The American Farm Bureau Federation issued a statement declaring that:

EPA regulation of greenhouse gas emissions from farms and ranches through the Clean Air Act could lead to costly and burdensome mandates on America's food, fiber and renewable fuel producers.

And not regulating greenhouse gas emissions could lead to increasingly costly and burdensome climate change.

So, how can we convince these people that there's no time to waste debating whether global weirding is for real? Well, if you've got an iPhone, I've got an app for you, courtesy of Skeptical Science. The app lists all the climate deniers' pet claims and provides you with the solid science to refute them.

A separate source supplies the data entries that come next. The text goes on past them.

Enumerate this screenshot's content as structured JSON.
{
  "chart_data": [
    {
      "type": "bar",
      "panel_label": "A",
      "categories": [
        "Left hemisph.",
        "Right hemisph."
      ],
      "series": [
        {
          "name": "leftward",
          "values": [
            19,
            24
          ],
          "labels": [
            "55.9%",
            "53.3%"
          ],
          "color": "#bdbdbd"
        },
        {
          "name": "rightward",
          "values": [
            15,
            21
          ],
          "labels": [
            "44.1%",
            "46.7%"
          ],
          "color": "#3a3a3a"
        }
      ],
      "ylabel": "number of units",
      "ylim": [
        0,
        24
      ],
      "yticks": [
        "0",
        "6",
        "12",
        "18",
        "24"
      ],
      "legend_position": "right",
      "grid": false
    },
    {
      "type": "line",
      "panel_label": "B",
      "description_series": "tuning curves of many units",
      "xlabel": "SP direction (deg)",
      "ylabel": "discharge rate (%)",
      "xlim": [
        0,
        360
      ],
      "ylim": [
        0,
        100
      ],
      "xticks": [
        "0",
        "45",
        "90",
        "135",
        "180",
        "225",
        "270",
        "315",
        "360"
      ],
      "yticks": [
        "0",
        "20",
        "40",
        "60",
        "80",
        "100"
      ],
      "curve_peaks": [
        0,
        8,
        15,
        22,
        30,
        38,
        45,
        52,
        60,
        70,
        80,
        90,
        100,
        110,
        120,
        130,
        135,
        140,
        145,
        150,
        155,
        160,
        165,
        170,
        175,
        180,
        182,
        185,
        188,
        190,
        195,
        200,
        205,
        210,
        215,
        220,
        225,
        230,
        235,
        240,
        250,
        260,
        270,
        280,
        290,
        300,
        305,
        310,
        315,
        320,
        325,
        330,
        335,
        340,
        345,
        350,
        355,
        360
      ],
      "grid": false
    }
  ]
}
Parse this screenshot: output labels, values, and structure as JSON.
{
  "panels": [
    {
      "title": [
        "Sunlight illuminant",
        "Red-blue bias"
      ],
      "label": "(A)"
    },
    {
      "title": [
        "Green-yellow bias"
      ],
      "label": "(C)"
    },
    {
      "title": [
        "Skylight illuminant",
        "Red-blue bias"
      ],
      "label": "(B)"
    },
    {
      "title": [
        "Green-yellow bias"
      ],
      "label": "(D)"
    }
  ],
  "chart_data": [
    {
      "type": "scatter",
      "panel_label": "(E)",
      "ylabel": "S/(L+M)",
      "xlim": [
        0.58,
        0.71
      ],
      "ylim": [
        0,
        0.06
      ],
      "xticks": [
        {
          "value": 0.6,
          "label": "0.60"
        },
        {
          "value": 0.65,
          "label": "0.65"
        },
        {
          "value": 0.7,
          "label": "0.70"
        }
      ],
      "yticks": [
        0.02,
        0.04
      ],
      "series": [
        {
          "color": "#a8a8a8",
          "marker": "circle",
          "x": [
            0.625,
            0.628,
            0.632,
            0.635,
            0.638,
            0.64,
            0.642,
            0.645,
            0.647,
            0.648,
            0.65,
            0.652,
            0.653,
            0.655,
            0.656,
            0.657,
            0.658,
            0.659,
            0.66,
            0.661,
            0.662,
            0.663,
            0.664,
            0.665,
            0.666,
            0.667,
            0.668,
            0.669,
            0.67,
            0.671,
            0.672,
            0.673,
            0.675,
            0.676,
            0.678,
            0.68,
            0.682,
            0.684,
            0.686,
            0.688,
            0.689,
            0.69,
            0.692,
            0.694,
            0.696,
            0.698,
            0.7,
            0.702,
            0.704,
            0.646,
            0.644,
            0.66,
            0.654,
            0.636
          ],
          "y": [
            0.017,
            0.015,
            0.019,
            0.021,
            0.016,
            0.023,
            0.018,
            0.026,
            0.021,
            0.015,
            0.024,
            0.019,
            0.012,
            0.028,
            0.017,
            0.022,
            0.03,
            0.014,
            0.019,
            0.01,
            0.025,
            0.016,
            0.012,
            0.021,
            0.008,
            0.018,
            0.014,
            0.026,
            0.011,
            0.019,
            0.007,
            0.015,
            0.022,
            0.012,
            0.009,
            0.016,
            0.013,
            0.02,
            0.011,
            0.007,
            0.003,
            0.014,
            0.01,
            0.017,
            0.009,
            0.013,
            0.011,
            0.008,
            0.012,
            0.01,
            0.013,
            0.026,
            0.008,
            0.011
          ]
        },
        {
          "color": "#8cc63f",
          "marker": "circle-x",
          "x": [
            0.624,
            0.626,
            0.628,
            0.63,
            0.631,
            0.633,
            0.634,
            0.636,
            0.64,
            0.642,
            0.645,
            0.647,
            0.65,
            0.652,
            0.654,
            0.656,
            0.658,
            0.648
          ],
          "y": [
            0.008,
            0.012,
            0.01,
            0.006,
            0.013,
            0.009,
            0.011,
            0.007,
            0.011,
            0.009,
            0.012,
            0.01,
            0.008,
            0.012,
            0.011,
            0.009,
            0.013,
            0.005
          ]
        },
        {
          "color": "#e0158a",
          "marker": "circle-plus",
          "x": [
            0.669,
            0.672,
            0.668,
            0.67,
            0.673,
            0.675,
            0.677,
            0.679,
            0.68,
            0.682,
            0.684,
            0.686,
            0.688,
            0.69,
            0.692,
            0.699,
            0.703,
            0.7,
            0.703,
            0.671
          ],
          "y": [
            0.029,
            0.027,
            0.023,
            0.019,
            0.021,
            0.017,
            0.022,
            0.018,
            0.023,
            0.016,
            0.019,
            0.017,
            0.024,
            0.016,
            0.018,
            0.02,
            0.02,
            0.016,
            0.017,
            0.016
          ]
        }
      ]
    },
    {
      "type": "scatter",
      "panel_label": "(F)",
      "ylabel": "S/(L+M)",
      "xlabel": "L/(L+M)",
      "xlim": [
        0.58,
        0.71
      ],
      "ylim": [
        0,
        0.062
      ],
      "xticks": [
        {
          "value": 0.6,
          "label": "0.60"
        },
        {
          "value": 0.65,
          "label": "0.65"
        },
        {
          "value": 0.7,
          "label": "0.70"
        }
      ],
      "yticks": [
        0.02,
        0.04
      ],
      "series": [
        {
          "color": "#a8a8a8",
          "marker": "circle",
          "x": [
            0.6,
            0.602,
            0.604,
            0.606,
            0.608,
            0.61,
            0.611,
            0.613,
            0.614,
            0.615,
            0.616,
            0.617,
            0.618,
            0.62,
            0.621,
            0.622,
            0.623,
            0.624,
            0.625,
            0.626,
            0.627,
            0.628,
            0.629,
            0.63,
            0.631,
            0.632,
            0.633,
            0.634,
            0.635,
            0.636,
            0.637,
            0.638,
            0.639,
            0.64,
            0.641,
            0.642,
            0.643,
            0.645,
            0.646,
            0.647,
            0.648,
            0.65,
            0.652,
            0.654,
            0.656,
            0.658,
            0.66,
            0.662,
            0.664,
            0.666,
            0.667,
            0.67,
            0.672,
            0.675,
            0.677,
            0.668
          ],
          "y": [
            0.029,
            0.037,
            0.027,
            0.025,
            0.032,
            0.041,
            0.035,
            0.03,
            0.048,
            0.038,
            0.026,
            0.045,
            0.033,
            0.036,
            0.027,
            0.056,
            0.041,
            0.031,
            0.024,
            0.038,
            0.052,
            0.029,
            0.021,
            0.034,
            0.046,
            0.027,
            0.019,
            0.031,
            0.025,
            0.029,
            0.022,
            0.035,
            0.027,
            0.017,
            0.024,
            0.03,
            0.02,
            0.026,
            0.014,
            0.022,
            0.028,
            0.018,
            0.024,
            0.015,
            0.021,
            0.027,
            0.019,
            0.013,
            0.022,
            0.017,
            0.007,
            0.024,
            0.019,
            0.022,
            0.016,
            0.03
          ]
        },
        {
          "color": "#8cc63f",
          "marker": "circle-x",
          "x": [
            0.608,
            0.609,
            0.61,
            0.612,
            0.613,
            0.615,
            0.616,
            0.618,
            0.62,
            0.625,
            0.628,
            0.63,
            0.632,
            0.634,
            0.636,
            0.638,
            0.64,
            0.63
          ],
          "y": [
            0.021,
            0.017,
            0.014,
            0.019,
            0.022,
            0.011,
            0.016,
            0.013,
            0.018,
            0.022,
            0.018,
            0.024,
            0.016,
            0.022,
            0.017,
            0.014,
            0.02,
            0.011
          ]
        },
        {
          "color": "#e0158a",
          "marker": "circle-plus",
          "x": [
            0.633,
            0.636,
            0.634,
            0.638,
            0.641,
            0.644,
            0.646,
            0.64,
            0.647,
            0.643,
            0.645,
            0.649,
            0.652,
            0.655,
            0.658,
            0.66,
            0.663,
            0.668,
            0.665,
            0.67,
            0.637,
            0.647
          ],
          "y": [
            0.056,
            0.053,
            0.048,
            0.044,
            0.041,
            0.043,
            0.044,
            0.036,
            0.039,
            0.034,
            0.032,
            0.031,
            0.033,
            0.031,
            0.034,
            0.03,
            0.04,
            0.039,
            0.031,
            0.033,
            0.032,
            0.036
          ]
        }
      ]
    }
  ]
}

Needless to say, the deniers are already up in arms, leaving scathing reviews on the iTunes app store and calling on their side to produce a rival app.

But you really don't need any high-tech help to set the skeptics straight. The next time someone holds up the snowstorms as evidence that man-made climate change is a myth, just ask them, "Do you believe in gravity?" and offer Bill McKibben's simple observation that what goes up, must come down. Sow enough seeds of doubt amongst the doubters, and we could gain a whole new crop of converts. We surely need 'em. As McKibben asks:

Can you sit in a snowstorm and imagine a warming world? If you're a senator, can you come back to work and pass a bill that blunts the pace of climate change? If the answer is no, then we're really in a world of trouble.